Oscar adayı Downfall filminin yönetmeni Oliver Hirschbiegel’ın yönetmenlik koltuğuna oturduğu Diana filmi, içinizi acıtacak türden bir hikaye. Kate Snell’in kaleme aldığı “The Clink” kitabından sinemaya uyarlanan Diana, bir insanın gerçek aşkı ve mutluluğu nasıl bulduğunu, sosyal sorumluluk duygusunu ve hak ettiği aşkı anlatıyor.
Diana filminde Prenses Diana ve Pakistan’lı kalp cerrahı Dr. Hasnat Khan arasındaki büyük aşk anlatılıyor. Yönetmen Oliver Hirschbiegel “Filmde Diana’nın hayatının son 2 senesini aydınlatıyoruz. Filmimizin gerçekleri anlatması için Khan’dan çok detaylı bilgiler aldık. Bunları anlatırken biraz gergin ve üzgündü. Fakat bunları öğrenmek filmimizin gerçekleri yansıtması için çok yararlı oldu. Diana tüm dünyaya mal olmuş ve herkesin sevgisini kazanmış bir kadın. Böyle bir karakterin filmini yapmak büyük riskler içeriyor. Biz Galler Prensesi Diana’nın iç dünyasındaki karanlıkları aydınlatmak için bu filme başladık ve bunu başardık diye düşünüyorum. Diana depresif ve yalnız bir kadınken bir anda kendini keşfetmeye başlıyor. Khan’la yaşadığı muhteşem aşk da Diana’nın hayata bakış açısını değiştiriyor. İnsanların bu aşkı bilmeleri gerektiğini düşünüyorum. Benim için o aşk peri masalı kıvamında; sıradan ve farklı bir kültürden gelen bir adam tüm dünyanın hayranlık duyduğu bir kadına aşık oluyor. Bu hikâye tüm izleyenlere çok farklı şeyler öğretecek.”” diyor.

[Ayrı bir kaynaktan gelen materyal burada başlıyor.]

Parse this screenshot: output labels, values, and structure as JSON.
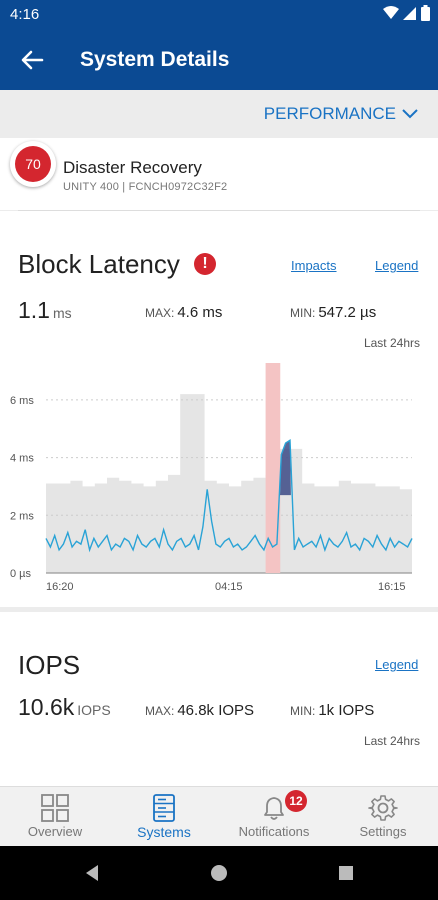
{
  "status_bar": {
    "time": "4:16"
  },
  "app_bar": {
    "title": "System Details",
    "back_icon": "arrow-left-icon"
  },
  "view_selector": {
    "label": "PERFORMANCE"
  },
  "system": {
    "health_score": "70",
    "name": "Disaster Recovery",
    "model_serial": "UNITY 400 | FCNCH0972C32F2"
  },
  "block_latency": {
    "title": "Block Latency",
    "alert_symbol": "!",
    "impacts_link": "Impacts",
    "legend_link": "Legend",
    "current_value": "1.1",
    "current_unit": "ms",
    "max_label": "MAX:",
    "max_value": "4.6 ms",
    "min_label": "MIN:",
    "min_value": "547.2 µs",
    "range_label": "Last 24hrs"
  },
  "chart_data": {
    "type": "line",
    "title": "Block Latency",
    "ylabel": "",
    "xlabel": "",
    "y_ticks": [
      "0 µs",
      "2 ms",
      "4 ms",
      "6 ms"
    ],
    "ylim": [
      0,
      7
    ],
    "x_ticks": [
      "16:20",
      "04:15",
      "16:15"
    ],
    "grid": true,
    "highlight_window": {
      "start_fraction": 0.6,
      "end_fraction": 0.64,
      "color": "#f4c4c4"
    },
    "colors": {
      "latency_line": "#2aa3d6",
      "background_band": "#e5e5e5",
      "impact_area": "#3c4a86"
    },
    "series": [
      {
        "values": [
          1.2,
          0.9,
          1.3,
          0.8,
          1.0,
          1.4,
          0.9,
          1.1,
          1.0,
          1.5,
          0.8,
          1.2,
          0.9,
          1.1,
          1.3,
          0.8,
          1.0,
          0.9,
          1.2,
          1.1,
          0.8,
          1.3,
          1.0,
          0.9,
          1.1,
          1.2,
          0.9,
          1.5,
          1.0,
          0.8,
          1.1,
          1.2,
          0.9,
          1.0,
          1.3,
          0.8,
          1.6,
          2.9,
          1.8,
          1.0,
          0.9,
          1.1,
          1.2,
          0.9,
          1.0,
          0.8,
          0.9,
          1.1,
          1.3,
          1.0,
          0.8,
          1.2,
          0.9,
          1.0,
          4.1,
          4.5,
          4.6,
          0.8,
          1.2,
          0.9,
          1.0,
          1.1,
          0.9,
          1.3,
          0.8,
          1.2,
          1.0,
          0.9,
          1.1,
          1.4,
          0.9,
          1.0,
          0.8,
          1.2,
          1.1,
          0.9,
          1.3,
          1.0,
          0.8,
          1.2,
          0.9,
          1.1,
          1.0,
          0.9,
          1.2
        ]
      }
    ]
  },
  "iops": {
    "title": "IOPS",
    "legend_link": "Legend",
    "current_value": "10.6k",
    "current_unit": "IOPS",
    "max_label": "MAX:",
    "max_value": "46.8k IOPS",
    "min_label": "MIN:",
    "min_value": "1k IOPS",
    "range_label": "Last 24hrs"
  },
  "bottom_nav": {
    "items": [
      {
        "label": "Overview",
        "icon": "overview-grid-icon"
      },
      {
        "label": "Systems",
        "icon": "systems-server-icon"
      },
      {
        "label": "Notifications",
        "icon": "bell-icon",
        "badge": "12"
      },
      {
        "label": "Settings",
        "icon": "gear-icon"
      }
    ]
  }
}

Filmde Prenses Diana’yı canlandıran Naomi Watts da “Diana hayatının son iki senesinde kendini bulabilmiş bir kadın ve bu farkındalıkla Prenses kimliğini bir tarafa bırakıp kendini yaşamaya başlamış. Zor durumdaki tüm ülkelere yardıma koşan, insanlarda “yardım” algısını yeniden uyandıran ve gerçekten sevilmenin nasıl bir duygu olduğunu öğrenen bir kadın. Hasnat’la yaşadığı tutkulu aşk küllerinden doğmasına sebep oluyor. Diana rolü ilk teklif edildiğinde, karakterin ağırlığından dolayı endişe duymuştum fakat senaryoyu okuyup Diana’nın aslında kim olduğunu öğrenince, insanlardaki prenses algısını da bir nebze olsun değiştirebilmek adına bu muhteşem kadını canlandırdım.” diyor.